4.11 Chronic venous insufficiency of a lower extremity. With incompetency or obstruction of the deep venous system and one of the following:

A. Extensive brawny edema;

OR

B. Superficial varcosities stasis dermatitis, and recurrent or persistent ulceration which has not healed following at least 3 months of prescribed medical or surgical therapy.

[4] 20 C.F.R. Pt 404, Subpart P, Appendix 1, § 1.03 provides

Arthritis of a major weight-bearing joint (cue to any cause):

With history of persistent joint pain and stiffness with signs of marked limitation of motion or abnormal motion of the affected joint on current physical examination. With:

A. Gross anatomical deformity of hip or knee (e.g., subluxation, contracture, bony or fibrous ankylosis, instability) supported by X-ray evidence of either significant joint space narrowing or significant bony destruction and markedly limiting ability to walk and stand; or

B. Reconstructive surgery or surgical arthrodesis of a major weight-bearing joint and return to full weight-bearing status did not occur, or is not expected to occur, within 12 months of onset.

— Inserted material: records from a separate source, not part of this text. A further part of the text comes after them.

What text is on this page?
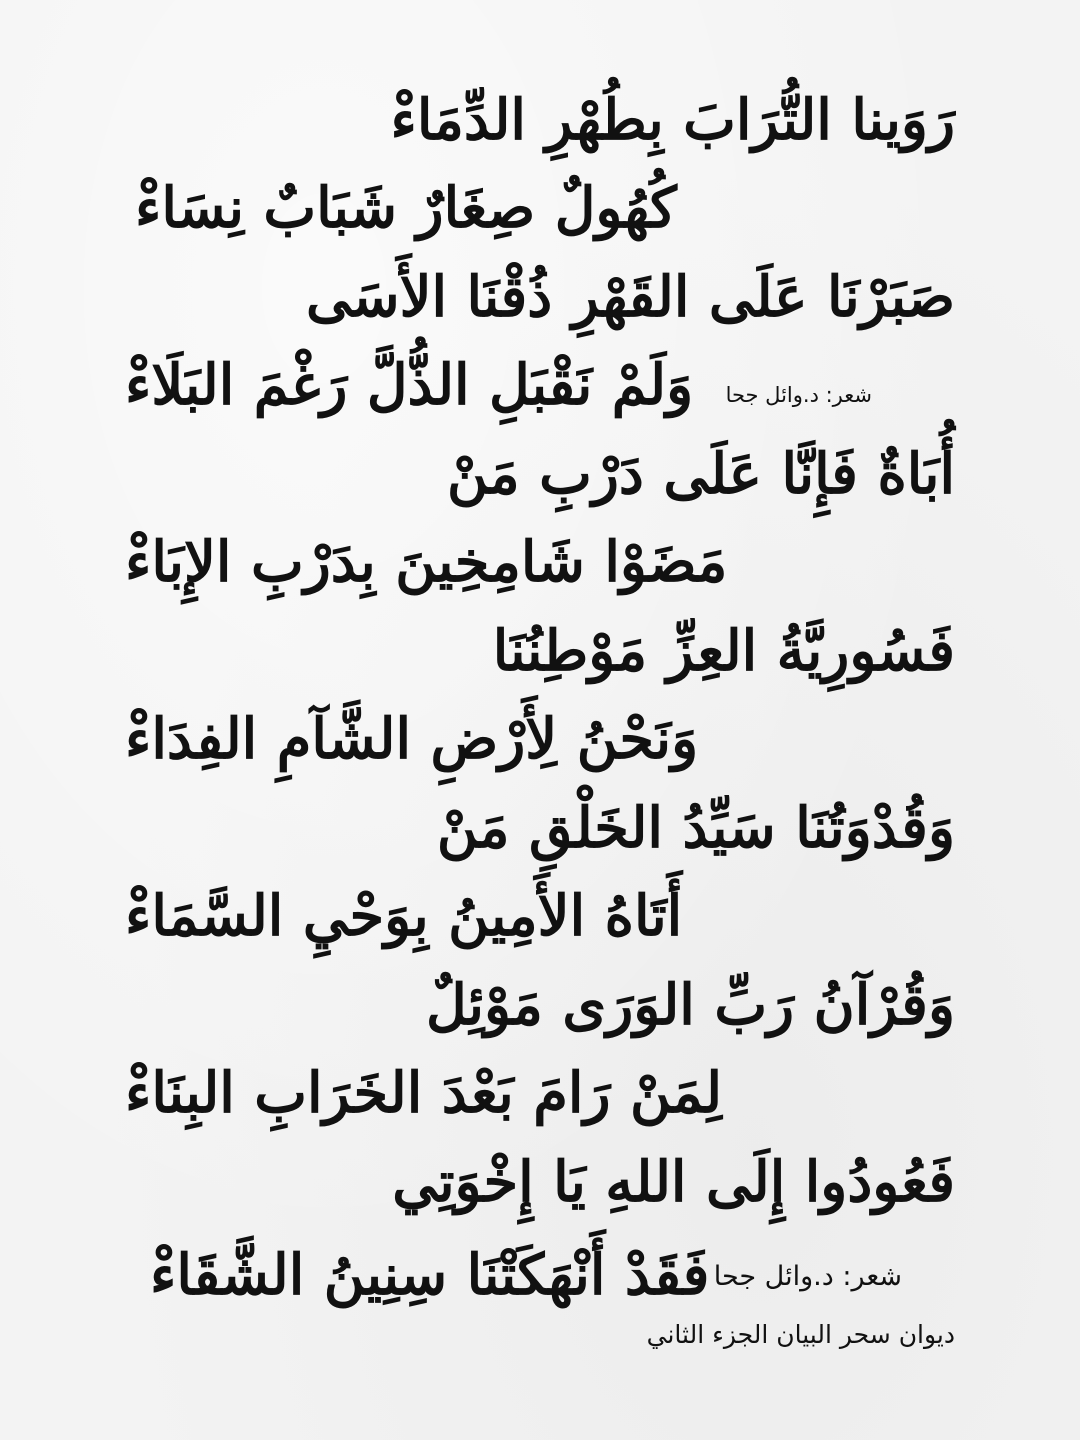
رَوَينا التُّرَابَ بِطُهْرِ الدِّمَاءْ
كُهُولٌ صِغَارٌ شَبَابٌ نِسَاءْ
صَبَرْنَا عَلَى القَهْرِ ذُقْنَا الأَسَى
وَلَمْ نَقْبَلِ الذُّلَّ رَغْمَ البَلَاءْ
أُبَاةٌ فَإِنَّا عَلَى دَرْبِ مَنْ
مَضَوْا شَامِخِينَ بِدَرْبِ الإِبَاءْ
فَسُورِيَّةُ العِزِّ مَوْطِنُنَا
وَنَحْنُ لِأَرْضِ الشَّآمِ الفِدَاءْ
وَقُدْوَتُنَا سَيِّدُ الخَلْقِ مَنْ
أَتَاهُ الأَمِينُ بِوَحْيِ السَّمَاءْ
وَقُرْآنُ رَبِّ الوَرَى مَوْئِلٌ
لِمَنْ رَامَ بَعْدَ الخَرَابِ البِنَاءْ
فَعُودُوا إِلَى اللهِ يَا إِخْوَتِي
فَقَدْ أَنْهَكَتْنَا سِنِينُ الشَّقَاءْ
شعر: د.وائل جحا
شعر: د.وائل جحا
ديوان سحر البيان الجزء الثاني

[5] Any objections to this Report and Recommendation must be served and filed within ten (10) days after service of a copy of this recommended disposition on the objecting party. Such objections must conform to the requirements of Rule 72(b), Federal Rules of Civil Procedure. Failure to file objections within the time specified waives the right to appeal the District Court's order. Thomas v. Arn, 474 U.S. 140, 106 S. Ct. 466, 88 L. Ed. 2d 435 (1985). The district court need not provide de novo review where objections to this report and recommendation are frivolous, conclusive or general. Mira v. Marshall, 806 F.2d 636 (6th Cir.1986). Only specific objections are reserved for appellate review. Smith v. Detroit Federation of Teachers, 829 F.2d 1370 (6th Cir.1987).